Can a Hindu Undivided Family (HUF) open a Public Provident Fund (PPF) account? Can it avail of tax deductions on payment made to the PPF accounts of any or all of its coparceners (within the cumulative limit of Rs 1.50 lakh) by making payments from its bank account just like insurance premiums?
Opening a PPF account is governed by the PPF Scheme 2019, whereas the deduction for contribution towards PPF is regulated by provisions of the Income-tax Act, 1961.
Under the PPF Scheme 2019, only an individual who is resident of India, can open a PPF account for tax purpose, and therefore, an HUF cannot open a PPF account under the PPF Scheme, 2019.
However, as far as making contribution and availing of the tax benefits by the HUF are concerned, the same are regulated by the Income-tax Act, 1961. There is nothing in the income tax laws prohibiting an HUF from claiming deduction under Section 80C of the Income-tax Act, 1961 for contribution made by it to the PPF account of any of the members, including the karta of the HUF.
I have purchased a residential property jointly with my brother for which we have taken a home loan from the bank. The bank has informed us that the equated monthly instalments (EMIs) have to be paid through the electronic clearing system (ECS) from one bank account only. Also, only a single interest and principal repayment certificate will be issued in joint names. I plan to transfer my share of the EMI to my brother’s bank account. The full EMI will be paid through ECS from his bank account. In this case, can both the joint owners avail of benefit under Section 80C, and in what proportion?
Typically, lenders issue a single certificate for payment of interest and repayment of principal amount of a joint home loan, mentioning the names of all the co-borrowers, as the bank would not know the respective shares of the co borrowers in the home loan.
Even if the bank issues a single certificate for a joint home loan, the respective co-borrowers can claim the tax benefits in their respective ratio in the home loan, provided one is also a co-owner of the property.

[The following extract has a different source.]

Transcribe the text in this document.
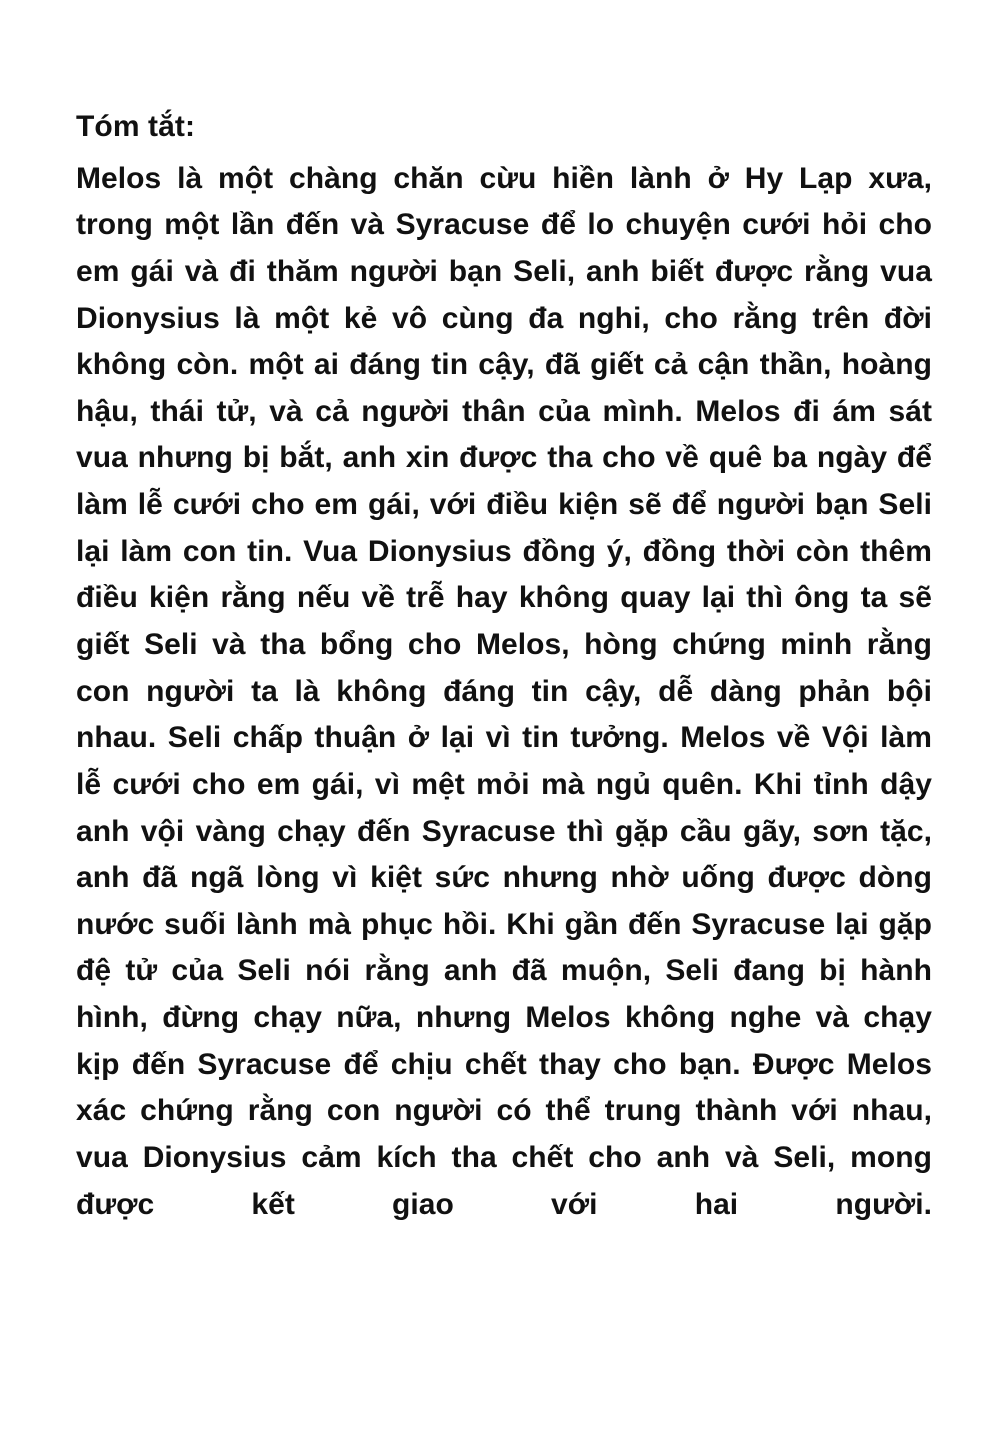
Tóm tắt:

Melos là một chàng chăn cừu hiền lành ở Hy Lạp xưa, trong một lần đến và Syracuse để lo chuyện cưới hỏi cho em gái và đi thăm người bạn Seli, anh biết được rằng vua Dionysius là một kẻ vô cùng đa nghi, cho rằng trên đời không còn. một ai đáng tin cậy, đã giết cả cận thần, hoàng hậu, thái tử, và cả người thân của mình. Melos đi ám sát vua nhưng bị bắt, anh xin được tha cho về quê ba ngày để làm lễ cưới cho em gái, với điều kiện sẽ để người bạn Seli lại làm con tin. Vua Dionysius đồng ý, đồng thời còn thêm điều kiện rằng nếu về trễ hay không quay lại thì ông ta sẽ giết Seli và tha bổng cho Melos, hòng chứng minh rằng con người ta là không đáng tin cậy, dễ dàng phản bội nhau. Seli chấp thuận ở lại vì tin tưởng. Melos về Vội làm lễ cưới cho em gái, vì mệt mỏi mà ngủ quên. Khi tỉnh dậy anh vội vàng chạy đến Syracuse thì gặp cầu gãy, sơn tặc, anh đã ngã lòng vì kiệt sức nhưng nhờ uống được dòng nước suối lành mà phục hồi. Khi gần đến Syracuse lại gặp đệ tử của Seli nói rằng anh đã muộn, Seli đang bị hành hình, đừng chạy nữa, nhưng Melos không nghe và chạy kịp đến Syracuse để chịu chết thay cho bạn. Được Melos xác chứng rằng con người có thể trung thành với nhau, vua Dionysius cảm kích tha chết cho anh và Seli, mong được kết giao với hai người.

Moreover, the bank will register the ECS for a joint home loan even if there are more than one joint borrowers of the home loan. So, as borrowers, you have two options. Either you open a joint bank account just for servicing the home loan and transfer your respective share in the home loan every month. Alternatively, one borrower can pay the EMIs from his bank account and the other co-borrower can transfer the respective share in the EMIs to that bank account.
Since you will transfer your share in the bank account of your brother, you will be able to claim the tax benefits associated with the home loan without any problem.